Awesome goes for Awesome-Bomb on the concrete floor, but Nash wonders down, then the NB for the DQ at 12:10
We get the recap of the Luger v Buff feud. Which the recap completely focuses on Russo and his deal with Liz. I don’t get it, if he owns Liz’s contract, thus owning her, then doesn’t he own the entire roster? I’d demand that La Parka mow my lawn, IN the outfit.
Lex Luger vs Buff Bagwell
Buff’s theme music is still perhaps the greatest ever. It’s really a shame that Buff isn’t a better wrestler, because he’s so
damn charismatic. But then you get him in the ring, and its bummer city. I mean, this match isn’t horrible or anything,
it’s just boring as all hell. Liz finally breaks free of Russo’s evil clutches, and runs to the ring. Oh man, I really hope this isn’t the part where she turns on Luger. She shows up, Buff gets the bat and whoops on Luger. This doesn’t draw the DQ, but Nash running out did? I’m SHOCKED they didn’t go with Liz turning on Luger, so, I guess that’s their swerve. Good job.
Luger racks Buff for the submission
Chuck Palumbo rushes out to kick Luger with his extremely under developed legs. Serious, it looks like he has the legs of
Kelly Kelly. Well, the plus side is that I FINALLY, FINALLY find out what the hell that logo is on Luger’s trunks. It’s for his Main Event Fitness Gym.
Shane Douglas vs Ric Flair – If Russo interferes, then Ric gets 5 minutes alone with him
This has some potential to be decent. I’m making the mistake of looking forward to it. They will let me down. Well, they waste no time in letting me know this isn’t gonna workout, as Flair comes down in street clothes. At least he calls Douglas an uncensored dipshit. The match is really boring, as Flair just doesn’t give a shit. So, Flair’s about to put the Figure 4 on Douglas, but then of course Russo comes down in the Sting mask to attack Flair. Right then, since Tony knows it’s Russo, you know it isn’t. They leave, Ric demands his 5 minutes with Russo. Luger throws the fake-Russo in the ring, real Russo shows up, fake Russo is David Flair. And the crowd goes dick. They beat on Flair, Nash shows up, goes to powerbomb Russo and Daffney lowblows him. Well, at least there’s Daffney.

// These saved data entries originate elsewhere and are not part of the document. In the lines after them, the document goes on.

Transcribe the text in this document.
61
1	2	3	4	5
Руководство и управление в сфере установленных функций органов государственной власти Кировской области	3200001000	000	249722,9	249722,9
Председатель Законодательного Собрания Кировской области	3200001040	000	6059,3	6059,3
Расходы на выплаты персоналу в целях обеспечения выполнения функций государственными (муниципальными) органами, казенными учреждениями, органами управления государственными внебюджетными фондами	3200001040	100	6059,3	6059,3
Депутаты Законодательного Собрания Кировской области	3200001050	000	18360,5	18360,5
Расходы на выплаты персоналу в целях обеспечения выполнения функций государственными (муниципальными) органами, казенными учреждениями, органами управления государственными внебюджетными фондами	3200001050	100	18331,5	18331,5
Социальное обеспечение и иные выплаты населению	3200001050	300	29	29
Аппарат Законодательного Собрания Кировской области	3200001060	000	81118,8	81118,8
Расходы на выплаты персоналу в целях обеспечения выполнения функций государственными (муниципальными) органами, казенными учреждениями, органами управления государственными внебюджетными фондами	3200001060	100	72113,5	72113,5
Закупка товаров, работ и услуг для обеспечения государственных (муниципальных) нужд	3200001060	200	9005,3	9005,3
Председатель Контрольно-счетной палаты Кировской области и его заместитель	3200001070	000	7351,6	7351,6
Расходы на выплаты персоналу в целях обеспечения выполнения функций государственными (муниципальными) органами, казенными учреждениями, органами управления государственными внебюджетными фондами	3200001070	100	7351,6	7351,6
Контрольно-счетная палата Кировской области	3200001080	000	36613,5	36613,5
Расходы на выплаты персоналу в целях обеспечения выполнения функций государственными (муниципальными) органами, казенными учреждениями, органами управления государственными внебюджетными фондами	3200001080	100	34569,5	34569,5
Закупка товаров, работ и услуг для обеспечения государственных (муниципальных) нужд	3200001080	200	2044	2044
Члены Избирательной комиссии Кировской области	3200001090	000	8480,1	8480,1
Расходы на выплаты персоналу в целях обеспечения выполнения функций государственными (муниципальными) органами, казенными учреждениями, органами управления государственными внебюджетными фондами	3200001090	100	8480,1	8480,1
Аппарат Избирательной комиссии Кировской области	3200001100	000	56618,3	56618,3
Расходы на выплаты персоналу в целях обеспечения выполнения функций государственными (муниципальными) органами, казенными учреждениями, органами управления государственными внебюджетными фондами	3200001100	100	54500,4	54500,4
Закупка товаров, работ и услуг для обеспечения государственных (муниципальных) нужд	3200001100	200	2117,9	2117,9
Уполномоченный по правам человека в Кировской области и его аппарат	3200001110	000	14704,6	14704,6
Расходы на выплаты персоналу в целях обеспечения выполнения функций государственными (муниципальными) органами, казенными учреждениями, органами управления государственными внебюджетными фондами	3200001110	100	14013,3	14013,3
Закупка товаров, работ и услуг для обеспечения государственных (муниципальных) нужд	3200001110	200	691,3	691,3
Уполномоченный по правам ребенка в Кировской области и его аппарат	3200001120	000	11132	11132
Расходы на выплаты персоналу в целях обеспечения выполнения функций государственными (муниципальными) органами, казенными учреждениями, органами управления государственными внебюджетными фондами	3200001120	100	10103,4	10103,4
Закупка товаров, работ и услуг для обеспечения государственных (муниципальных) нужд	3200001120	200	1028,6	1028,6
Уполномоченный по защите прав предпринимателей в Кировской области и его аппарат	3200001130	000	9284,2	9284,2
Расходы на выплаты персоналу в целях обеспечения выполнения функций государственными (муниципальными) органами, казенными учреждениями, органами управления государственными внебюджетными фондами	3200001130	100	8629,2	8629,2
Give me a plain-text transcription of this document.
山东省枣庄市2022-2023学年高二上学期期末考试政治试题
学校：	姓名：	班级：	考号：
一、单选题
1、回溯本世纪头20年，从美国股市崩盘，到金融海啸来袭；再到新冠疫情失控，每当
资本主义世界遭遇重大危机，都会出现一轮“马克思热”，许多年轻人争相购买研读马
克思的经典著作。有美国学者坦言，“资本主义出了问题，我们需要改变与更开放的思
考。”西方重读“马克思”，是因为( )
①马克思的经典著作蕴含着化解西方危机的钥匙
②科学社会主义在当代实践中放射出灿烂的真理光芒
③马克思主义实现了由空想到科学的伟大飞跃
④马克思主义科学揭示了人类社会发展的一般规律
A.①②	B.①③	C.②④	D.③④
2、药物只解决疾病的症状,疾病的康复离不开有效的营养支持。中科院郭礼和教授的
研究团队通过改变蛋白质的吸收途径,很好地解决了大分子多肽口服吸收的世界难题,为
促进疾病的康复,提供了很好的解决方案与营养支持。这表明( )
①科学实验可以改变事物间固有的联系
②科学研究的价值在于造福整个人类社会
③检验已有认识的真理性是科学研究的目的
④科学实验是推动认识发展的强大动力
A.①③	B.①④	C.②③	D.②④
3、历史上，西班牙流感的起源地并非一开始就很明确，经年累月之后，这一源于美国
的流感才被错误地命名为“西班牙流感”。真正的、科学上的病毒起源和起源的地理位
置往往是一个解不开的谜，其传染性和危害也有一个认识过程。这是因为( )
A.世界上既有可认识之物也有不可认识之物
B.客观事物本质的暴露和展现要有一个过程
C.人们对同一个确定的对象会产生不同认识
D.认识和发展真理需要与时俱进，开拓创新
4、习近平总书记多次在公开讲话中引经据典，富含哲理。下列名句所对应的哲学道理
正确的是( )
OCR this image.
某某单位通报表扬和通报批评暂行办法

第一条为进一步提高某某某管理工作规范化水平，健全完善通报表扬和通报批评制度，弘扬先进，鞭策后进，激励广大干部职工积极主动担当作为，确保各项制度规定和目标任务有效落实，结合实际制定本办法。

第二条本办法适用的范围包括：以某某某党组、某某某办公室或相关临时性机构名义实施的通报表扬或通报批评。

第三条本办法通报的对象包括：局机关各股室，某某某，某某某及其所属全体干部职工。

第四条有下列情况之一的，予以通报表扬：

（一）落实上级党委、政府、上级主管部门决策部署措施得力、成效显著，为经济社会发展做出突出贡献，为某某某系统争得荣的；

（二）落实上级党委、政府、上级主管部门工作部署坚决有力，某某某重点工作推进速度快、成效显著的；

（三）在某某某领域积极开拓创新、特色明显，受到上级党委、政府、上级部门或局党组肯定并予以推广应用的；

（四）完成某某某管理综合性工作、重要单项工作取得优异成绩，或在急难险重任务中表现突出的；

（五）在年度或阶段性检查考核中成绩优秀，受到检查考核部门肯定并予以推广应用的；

Shane Douglas pins Flair with the small package at 8:56
Sting vs Vampiro
We get a recap of the Sting/Vampiro feud, and honestly, it made me less interested in it. Vampiro is about as interesting as this girl whom I had to deal with once because I had to “take one for the team”. Well, the girl WOULD NOT leave me alone, and kept trying to get me to fool around with her. We both went to bed in the same room, and she kept complaining about how cold she was. So I told her to shut up and get a blanket. She said they didn’t know where they were. I said I couldn’t help her. She said she wanted me to lay with her. I said there wasn’t room, and me laying on her wouldn’t be comfortable. She said it would. So I literally went over there and just planked my self on her. Dumb girl. Yeah, of course I ended up making out with her and motorboating some boobage [she had great boobs], but that’s
neither here nor there. That’s how interesting Vampiro is. As an obnoxious girl who keeps begging for the D, when you just want to go to sleep. So, as Sting’s music starts, we see a crow on the screen scaffold. As they battle to the ring, we see the bird handler come out and get it. That really makes Sting seem that much more scarier, seeing that he has to check the yellow pages to find a bird handler. Seriously, why do I want to see this feud? I’ve already seen Sting beat the living shit out of Vampiro on Nitro. Madden says that this will go on forever, because neither will allow themselves to be defeated. Despite the fact Vampiro was just defeated.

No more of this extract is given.